C'est ainsi qu'Antonin Artaud en vient à élaborer cette nouvelle théorie dans laquelle il prône la cruauté, c'est-à-dire la vie. Car le mot cruauté ne renvoie pas essentiellement à ses sens actuels de souffrance, de froideur extrême, de plaisir morbide ; il s'enrichit de son sens étymologique : issu du substantif latin cruor, qui désigne le sang qui coule, la cruauté évoque autant cette violence et cette convulsivité de la chair que l'atrocité homocide sanglante et épouvantable. La cruauté coule dans nos veines, et baigne chaque seconde qui passe nos organes, nos yeux, nos lèvres, notre esprit. La cruauté nous fait vivre, nous émeut, nous bouleverse, nous assomme. C'est notre monde intérieur qu'il faut projeter sur l'espace scénique. A plusieurs reprises, Artaud, dans des lettres, est revenu sur cette confusion sémantique :
"Tout ce que je peux faire c'est de commenter provisoirement mon titre de Théâtre de la Cruauté et d'essayer d'en justifier le choix.
Il ne s'agit dans cette Cruauté ni de sadisme ni de sang, du moins pas de façon exclusive.
Je ne cultive pas systématiquement l'horreur. Ce mot de cruauté doit être pris dans un sens large, et non dans le sens matériel et rapace qui lui est prêté habituellement. Et je revendique (…) le droit de briser avec le sens usuel du langage, (…) d'en revenir enfin aux origines étymologiques de la langue qui à travers des concepts abstraits évoquent toujours une notion concrète.
On peut très bien imaginer une cruauté pure, sans déchirement charnel (…).
C'est à tort qu'on donne au mot de la cruauté un sens de sanglante rigueur, de recherche gratuite et désintéressée du mal physique. Le Ras éthiopien qui charrie des princes vaincus et qui leur impose son esclavage, ce n'est pas dans un amour désespéré du sang qu'il le fait. Cruauté n'est pas en effet synonyme de sang versé, de chair martyre, d'ennemi crucifié. Cette identification de la cruauté avec les supplices est un tout petit côté de la question." (Première lettre à Jean Paulhan, à propos du Théâtre de la Cruauté).

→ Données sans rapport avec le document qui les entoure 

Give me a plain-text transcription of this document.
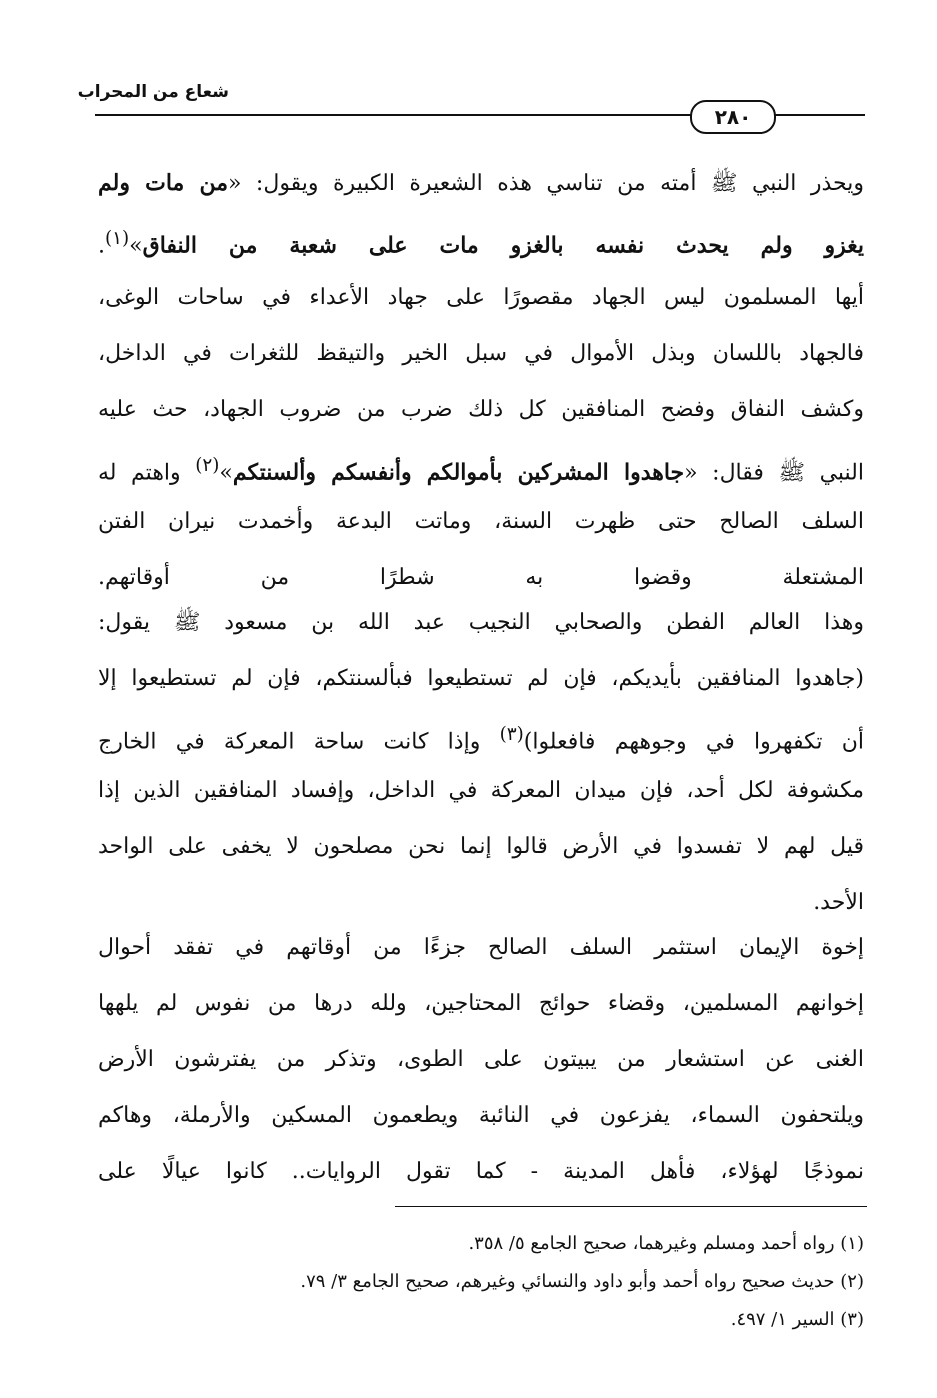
شعاع من المحراب
٢٨٠
ويحذر النبي ﷺ أمته من تناسي هذه الشعيرة الكبيرة ويقول: «من مات ولم
يغزو ولم يحدث نفسه بالغزو مات على شعبة من النفاق»$^{(١)}$.
أيها المسلمون ليس الجهاد مقصورًا على جهاد الأعداء في ساحات الوغى،
فالجهاد باللسان وبذل الأموال في سبل الخير والتيقظ للثغرات في الداخل،
وكشف النفاق وفضح المنافقين كل ذلك ضرب من ضروب الجهاد، حث عليه
النبي ﷺ فقال: «جاهدوا المشركين بأموالكم وأنفسكم وألسنتكم»$^{(٢)}$ واهتم له
السلف الصالح حتى ظهرت السنة، وماتت البدعة وأخمدت نيران الفتن
المشتعلة وقضوا به شطرًا من أوقاتهم.
وهذا العالم الفطن والصحابي النجيب عبد الله بن مسعود ﷺ يقول:
(جاهدوا المنافقين بأيديكم، فإن لم تستطيعوا فبألسنتكم، فإن لم تستطيعوا إلا
أن تكفهروا في وجوههم فافعلوا)$^{(٣)}$ وإذا كانت ساحة المعركة في الخارج
مكشوفة لكل أحد، فإن ميدان المعركة في الداخل، وإفساد المنافقين الذين إذا
قيل لهم لا تفسدوا في الأرض قالوا إنما نحن مصلحون لا يخفى على الواحد
الأحد.
إخوة الإيمان استثمر السلف الصالح جزءًا من أوقاتهم في تفقد أحوال
إخوانهم المسلمين، وقضاء حوائج المحتاجين، ولله درها من نفوس لم يلهها
الغنى عن استشعار من يبيتون على الطوى، وتذكر من يفترشون الأرض
ويلتحفون السماء، يفزعون في النائبة ويطعمون المسكين والأرملة، وهاكم
نموذجًا لهؤلاء، فأهل المدينة - كما تقول الروايات.. كانوا عيالًا على
(١) رواه أحمد ومسلم وغيرهما، صحيح الجامع ٥/ ٣٥٨.
(٢) حديث صحيح رواه أحمد وأبو داود والنسائي وغيرهم، صحيح الجامع ٣/ ٧٩.
(٣) السير ١/ ٤٩٧.
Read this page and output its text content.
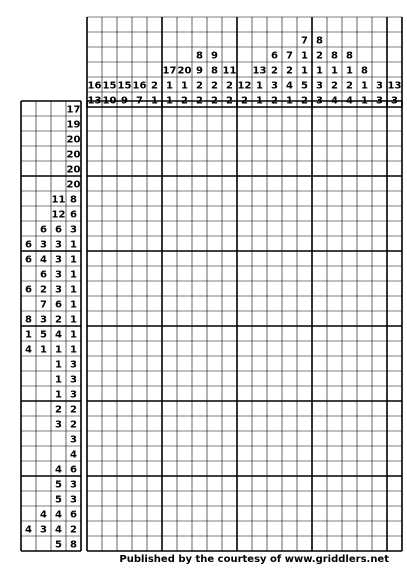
16
13
15
10
15
9
16
7
2
1
17
1
1
20
1
2
8
9
2
2
9
8
2
2
11
2
2
12
2
13
1
1
6
2
3
2
7
2
4
1
7
1
1
5
2
8
2
1
3
3
8
1
2
4
8
1
2
4
8
1
1
3
3
13
3
17
19
20
20
20
20
11 8
12 6
6 6 3
6 3 3 1
6 4 3 1
6 3 1
6 2 3 1
7 6 1
8 3 2 1
1 5 4 1
4 1 1 1
1 3
1 3
1 3
2 2
3 2
3
4
4 6
5 3
5 3
4 4 6
4 3 4 2
5 8
Published by the courtesy of www.griddlers.net
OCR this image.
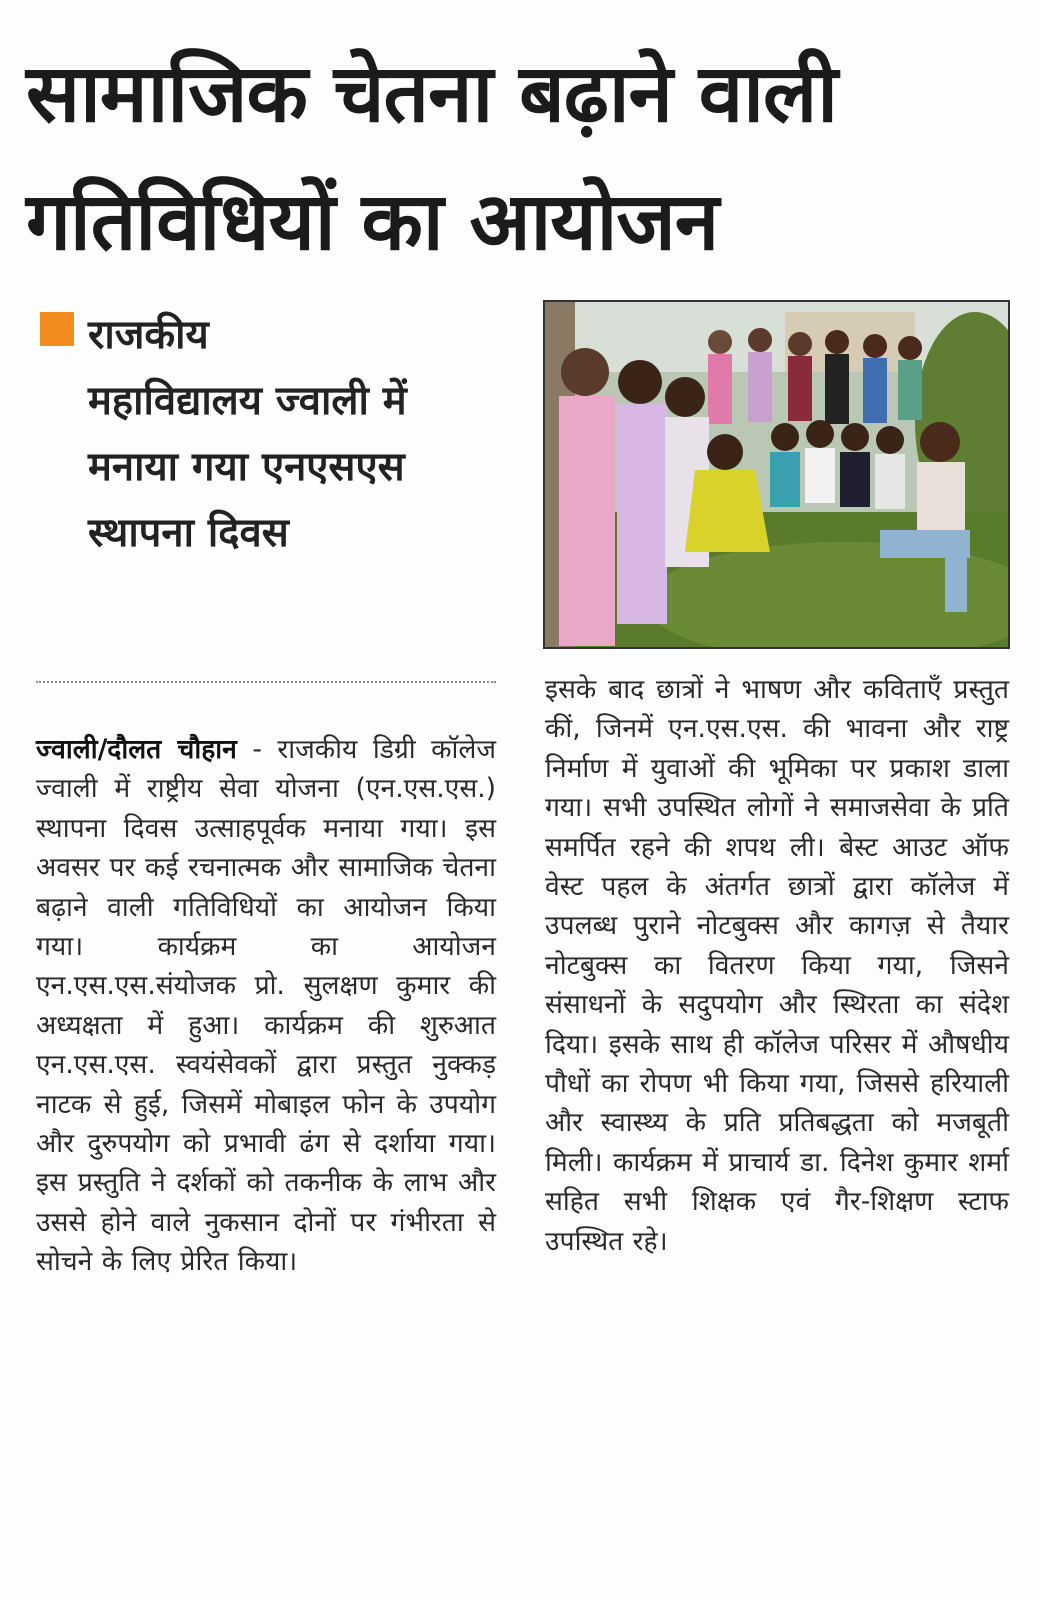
सामाजिक चेतना बढ़ाने वाली
गतिविधियों का आयोजन
राजकीय
महाविद्यालय ज्वाली में
मनाया गया एनएसएस
स्थापना दिवस
ज्वाली/दौलत चौहान - राजकीय डिग्री कॉलेज ज्वाली में राष्ट्रीय सेवा योजना (एन.एस.एस.) स्थापना दिवस उत्साहपूर्वक मनाया गया। इस अवसर पर कई रचनात्मक और सामाजिक चेतना बढ़ाने वाली गतिविधियों का आयोजन किया गया। कार्यक्रम का आयोजन एन.एस.एस.संयोजक प्रो. सुलक्षण कुमार की अध्यक्षता में हुआ। कार्यक्रम की शुरुआत एन.एस.एस. स्वयंसेवकों द्वारा प्रस्तुत नुक्कड़ नाटक से हुई, जिसमें मोबाइल फोन के उपयोग और दुरुपयोग को प्रभावी ढंग से दर्शाया गया। इस प्रस्तुति ने दर्शकों को तकनीक के लाभ और उससे होने वाले नुकसान दोनों पर गंभीरता से सोचने के लिए प्रेरित किया।
इसके बाद छात्रों ने भाषण और कविताएँ प्रस्तुत कीं, जिनमें एन.एस.एस. की भावना और राष्ट्र निर्माण में युवाओं की भूमिका पर प्रकाश डाला गया। सभी उपस्थित लोगों ने समाजसेवा के प्रति समर्पित रहने की शपथ ली। बेस्ट आउट ऑफ वेस्ट पहल के अंतर्गत छात्रों द्वारा कॉलेज में उपलब्ध पुराने नोटबुक्स और कागज़ से तैयार नोटबुक्स का वितरण किया गया, जिसने संसाधनों के सदुपयोग और स्थिरता का संदेश दिया। इसके साथ ही कॉलेज परिसर में औषधीय पौधों का रोपण भी किया गया, जिससे हरियाली और स्वास्थ्य के प्रति प्रतिबद्धता को मजबूती मिली। कार्यक्रम में प्राचार्य डा. दिनेश कुमार शर्मा सहित सभी शिक्षक एवं गैर-शिक्षण स्टाफ उपस्थित रहे।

En tout cas, les personnages de roman et de théâtre sont FONDAMENTALEMENT différents. Mais, ils sont humains dans tous les cas. Ils sont le fruit d'une réflexion, d'une intelligence, d'un désir de création. Et susceptible d'être interprêtés, parfois étrangement... Lol.
Ta problématique est intéressante. Continue ta réflexion en t'appuyant bien sur cette question initiale.
Dernière petite note, l'étymologie du mot "personnage" : il désignerait au départ le masque que les acteurs dramatiques mettaient lors des représentations. Le personnage est avant tout dramatique : cf. les expressions jouer le personnage/ faire le personnage, être dans son personnage, se mettre dans la peau d'un personnage, etc. Lis bien la définition.